Il G. morì a Genova nel 1575 e fu sepolto probabilmente nella chiesa di S. Domenico. Lasciava un unico figlio maschio, Nicolò, che fu diplomatico della Repubblica e che aveva sposato il 9 luglio 1566, durante il dogato del padre, Virginia Giustiniani Moneglia; con lui, padre di un'unica figlia, coniugata a un nobile torinese, si chiuse questo ramo della famiglia.

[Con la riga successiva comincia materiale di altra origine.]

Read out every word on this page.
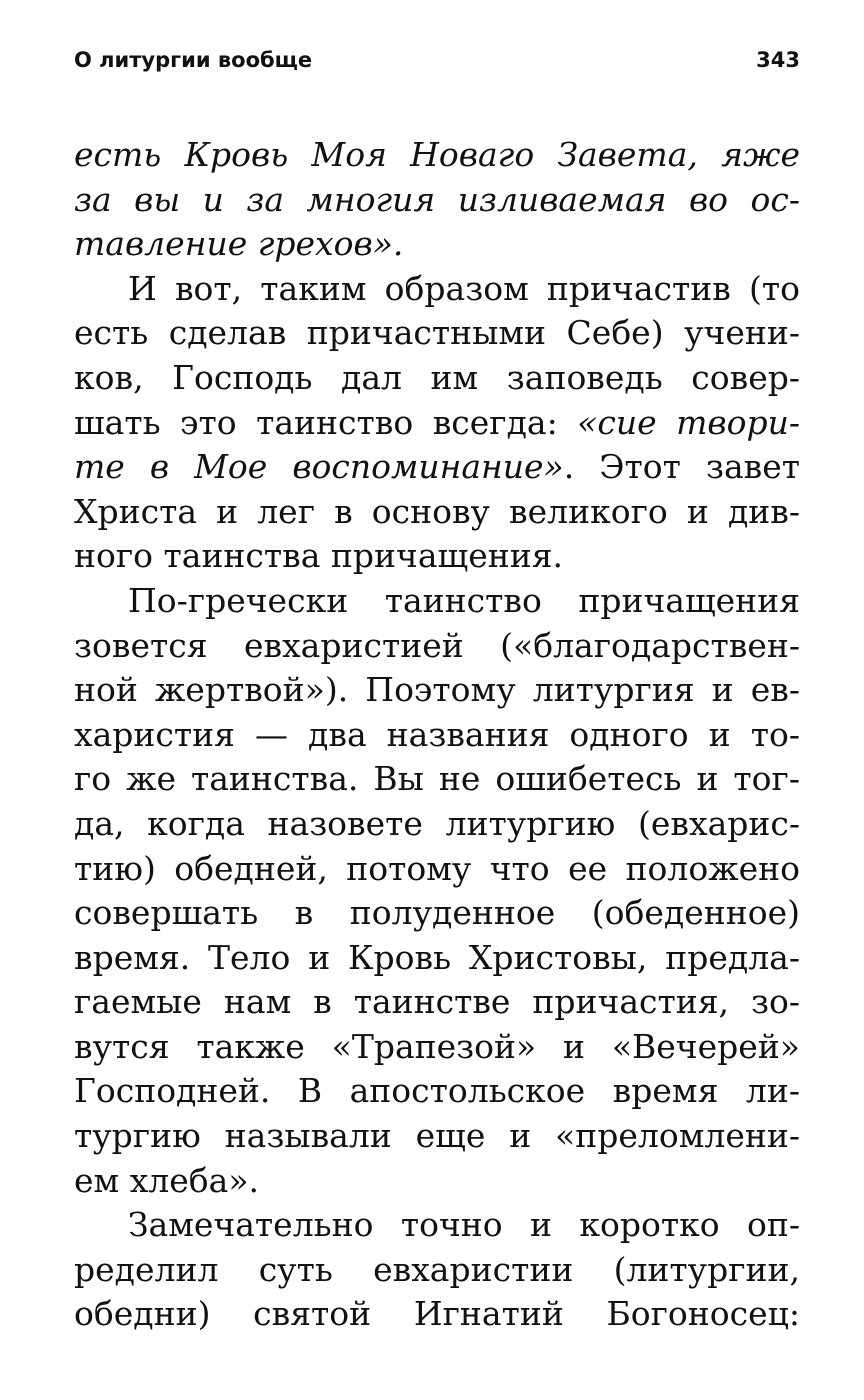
О литургии вообще	343
есть Кровь Моя Новаго Завета, яже
за вы и за многия изливаемая во ос-
тавление грехов».
И вот, таким образом причастив (то
есть сделав причастными Себе) учени-
ков, Господь дал им заповедь совер-
шать это таинство всегда: «сие твори-
те в Мое воспоминание». Этот завет
Христа и лег в основу великого и див-
ного таинства причащения.
По-гречески таинство причащения
зовется евхаристией («благодарствен-
ной жертвой»). Поэтому литургия и ев-
харистия — два названия одного и то-
го же таинства. Вы не ошибетесь и тог-
да, когда назовете литургию (евхарис-
тию) обедней, потому что ее положено
совершать в полуденное (обеденное)
время. Тело и Кровь Христовы, предла-
гаемые нам в таинстве причастия, зо-
вутся также «Трапезой» и «Вечерей»
Господней. В апостольское время ли-
тургию называли еще и «преломлени-
ем хлеба».
Замечательно точно и коротко оп-
ределил суть евхаристии (литургии,
обедни) святой Игнатий Богоносец:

Fonti e Bibl.: F. Casoni, Annali di Genova, Genova 1800, pp. 188, 198; G.B. Pescetto, Biografia medica ligure, Genova 1840, p. 144; L. Isnardi, Storia dell'Università di Genova, I, Genova 1864, p. 133; N. Giuliani - L.T. Belgrano, Notizie della tipografia ligure, in Atti della Soc. ligure di storia patria, IX (1870), p. 361; L.T. Belgrano - A. Neri, L'ingrandimento del porto di Genova, in Giornale ligustico, I (1874), pp. 188-192; A. Ceruti, Gabriele Salvago, patrizio genovese. Lettere, in Atti della Soc. ligure di storia patria, XIII (1880), p. 814; L.M. Levati, Dogi biennali di Genova, I, Genova 1930, pp. 123-127; A. Cappellini, Diz. biografico di genovesi illustri e notabili, Genova 1936, p. 82.